Tue, Dec 02, 2008 - Page 2 News List

Wong Chi-huey: ‘Taiwan, Province of China’ is wrong

By Meggie Lu  /  STAFF REPORTER

Academia Sinica President Wong Chi-huey (翁啟惠) said yesterday that although Taiwan’s participation in the International Council of Science (ICSU) involves compromise because of sensitive political matters, academic institutions should respect Taiwanese researchers in putting “Taiwan” on their papers, instead of changing the name to “Taiwan, Province of China.”

Wong made the comments yesterday at a press conference held to congratulate former Academia Sinica president Lee Yuan-tseh’s (李遠哲) election as the next ICSU president in response to a question on his thoughts on the ICSU’s Web site stating his birth place as “China Taipei.”

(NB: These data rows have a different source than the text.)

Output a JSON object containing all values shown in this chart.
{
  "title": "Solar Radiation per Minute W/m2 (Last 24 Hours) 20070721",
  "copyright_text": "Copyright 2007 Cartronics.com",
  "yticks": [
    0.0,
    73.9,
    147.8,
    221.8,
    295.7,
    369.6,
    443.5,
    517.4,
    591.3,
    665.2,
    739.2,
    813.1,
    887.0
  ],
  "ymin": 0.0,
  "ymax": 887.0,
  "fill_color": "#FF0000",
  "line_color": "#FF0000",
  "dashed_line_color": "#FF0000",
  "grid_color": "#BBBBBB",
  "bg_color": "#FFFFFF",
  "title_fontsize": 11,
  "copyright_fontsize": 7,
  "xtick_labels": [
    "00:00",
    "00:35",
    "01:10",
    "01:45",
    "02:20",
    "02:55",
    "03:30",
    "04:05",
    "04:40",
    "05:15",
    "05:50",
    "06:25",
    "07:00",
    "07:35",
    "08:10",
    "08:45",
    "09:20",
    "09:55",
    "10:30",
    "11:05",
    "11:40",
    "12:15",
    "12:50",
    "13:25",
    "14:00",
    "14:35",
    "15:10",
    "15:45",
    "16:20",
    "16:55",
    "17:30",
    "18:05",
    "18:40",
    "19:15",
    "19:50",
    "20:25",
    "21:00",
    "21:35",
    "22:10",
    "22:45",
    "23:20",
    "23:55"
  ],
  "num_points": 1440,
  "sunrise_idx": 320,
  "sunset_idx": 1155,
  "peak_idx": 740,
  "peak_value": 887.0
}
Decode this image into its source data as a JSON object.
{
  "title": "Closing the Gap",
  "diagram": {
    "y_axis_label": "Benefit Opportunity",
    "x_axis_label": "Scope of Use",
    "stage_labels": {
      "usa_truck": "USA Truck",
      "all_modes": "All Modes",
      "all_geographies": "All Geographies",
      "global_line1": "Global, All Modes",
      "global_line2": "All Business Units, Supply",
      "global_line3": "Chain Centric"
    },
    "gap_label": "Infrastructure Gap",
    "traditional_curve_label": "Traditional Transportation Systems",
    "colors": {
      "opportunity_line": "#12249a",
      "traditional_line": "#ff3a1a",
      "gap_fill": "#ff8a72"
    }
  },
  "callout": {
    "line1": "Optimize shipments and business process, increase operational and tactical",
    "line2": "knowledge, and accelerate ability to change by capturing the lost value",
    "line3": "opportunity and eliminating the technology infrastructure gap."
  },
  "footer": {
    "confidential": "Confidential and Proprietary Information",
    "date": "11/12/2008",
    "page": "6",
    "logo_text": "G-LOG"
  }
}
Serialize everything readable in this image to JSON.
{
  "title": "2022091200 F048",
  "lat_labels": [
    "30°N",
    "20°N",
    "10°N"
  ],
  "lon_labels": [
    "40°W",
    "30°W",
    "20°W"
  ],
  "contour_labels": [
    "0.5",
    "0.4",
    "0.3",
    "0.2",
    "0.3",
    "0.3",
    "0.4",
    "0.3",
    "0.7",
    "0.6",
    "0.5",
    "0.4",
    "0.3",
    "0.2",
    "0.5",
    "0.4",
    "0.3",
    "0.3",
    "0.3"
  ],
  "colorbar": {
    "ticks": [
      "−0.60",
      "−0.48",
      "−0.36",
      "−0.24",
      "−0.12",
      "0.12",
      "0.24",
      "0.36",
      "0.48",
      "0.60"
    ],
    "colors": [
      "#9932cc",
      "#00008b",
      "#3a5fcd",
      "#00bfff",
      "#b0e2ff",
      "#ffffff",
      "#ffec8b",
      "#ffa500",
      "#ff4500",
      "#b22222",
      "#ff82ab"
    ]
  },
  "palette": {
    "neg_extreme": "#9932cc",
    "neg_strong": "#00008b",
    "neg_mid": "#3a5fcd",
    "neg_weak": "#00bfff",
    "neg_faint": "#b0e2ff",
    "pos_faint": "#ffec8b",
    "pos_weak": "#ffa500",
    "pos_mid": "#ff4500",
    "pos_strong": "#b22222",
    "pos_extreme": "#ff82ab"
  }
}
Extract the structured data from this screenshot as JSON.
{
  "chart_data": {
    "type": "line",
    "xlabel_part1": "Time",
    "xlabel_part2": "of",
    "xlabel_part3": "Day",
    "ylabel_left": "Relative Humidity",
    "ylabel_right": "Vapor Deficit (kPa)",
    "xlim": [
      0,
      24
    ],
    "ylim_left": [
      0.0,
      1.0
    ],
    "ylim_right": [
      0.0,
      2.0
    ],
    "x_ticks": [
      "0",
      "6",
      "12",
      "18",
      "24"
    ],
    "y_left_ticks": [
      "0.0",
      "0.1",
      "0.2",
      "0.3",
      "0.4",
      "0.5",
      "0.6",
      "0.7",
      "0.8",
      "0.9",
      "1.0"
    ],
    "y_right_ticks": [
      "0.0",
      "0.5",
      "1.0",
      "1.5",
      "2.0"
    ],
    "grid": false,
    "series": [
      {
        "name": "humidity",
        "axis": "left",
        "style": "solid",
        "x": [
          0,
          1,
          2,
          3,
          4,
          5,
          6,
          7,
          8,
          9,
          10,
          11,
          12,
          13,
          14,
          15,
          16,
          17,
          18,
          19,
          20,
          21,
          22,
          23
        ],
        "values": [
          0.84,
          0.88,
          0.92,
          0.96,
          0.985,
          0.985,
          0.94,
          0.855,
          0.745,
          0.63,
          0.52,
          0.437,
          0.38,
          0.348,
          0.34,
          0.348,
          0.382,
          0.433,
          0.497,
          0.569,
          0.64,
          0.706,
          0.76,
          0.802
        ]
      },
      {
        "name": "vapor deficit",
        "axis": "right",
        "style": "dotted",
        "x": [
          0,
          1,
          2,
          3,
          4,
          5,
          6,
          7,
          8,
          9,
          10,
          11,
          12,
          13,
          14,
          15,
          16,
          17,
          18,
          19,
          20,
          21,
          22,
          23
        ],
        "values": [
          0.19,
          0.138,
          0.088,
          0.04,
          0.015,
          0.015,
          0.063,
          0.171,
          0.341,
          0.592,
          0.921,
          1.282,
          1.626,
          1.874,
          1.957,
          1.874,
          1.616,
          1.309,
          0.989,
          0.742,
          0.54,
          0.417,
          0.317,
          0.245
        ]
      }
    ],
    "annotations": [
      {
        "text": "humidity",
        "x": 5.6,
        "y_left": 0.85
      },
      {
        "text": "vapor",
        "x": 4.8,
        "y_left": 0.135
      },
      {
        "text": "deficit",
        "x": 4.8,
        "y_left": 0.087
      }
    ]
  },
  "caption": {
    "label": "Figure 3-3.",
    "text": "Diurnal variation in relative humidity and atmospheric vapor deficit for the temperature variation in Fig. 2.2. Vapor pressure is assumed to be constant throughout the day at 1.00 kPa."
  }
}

“There are three separate issues [at hand] here,” Wong said. “First, the name under which Taiwan participates in the ICSU is ‘The Academy of Science Located in Taipei,’ which has been in use for about two decades.”

Saying that the name was the result of a political compromise, Wong added that as China similarly does not participate under the name China, he felt that there was compromise on both sides and therefore would not seek to change the name China uses.

However, Wong said that having “China Taipei” as Lee’s birth place was “wrong and unacceptable,” adding that simply put, the place should be “Taiwan.”

Wong raised a third issue, saying that when Taiwanese scientists submit entries to foreign journals, the name “Taiwan” is repeatedly changed to “Taiwan, a province of China.”

“This is a more severe problem,” Wong said. “As it is a consensus that ‘Taiwan’ is the common name for the ‘Republic of China [ROC],’ and the ROC is the official name of Taiwan, and since the ROC is more sensitive, most scientists make their submissions under the name ‘Taiwan.’”

“Academic organizations should not interfere with [this title]. It is wrong and disrespectful,” he said.

As such, Academia Sinica has written correction requests to a number of journals and mostly received positive feedback, Wong said, adding that this may be a problem caused by the ISO.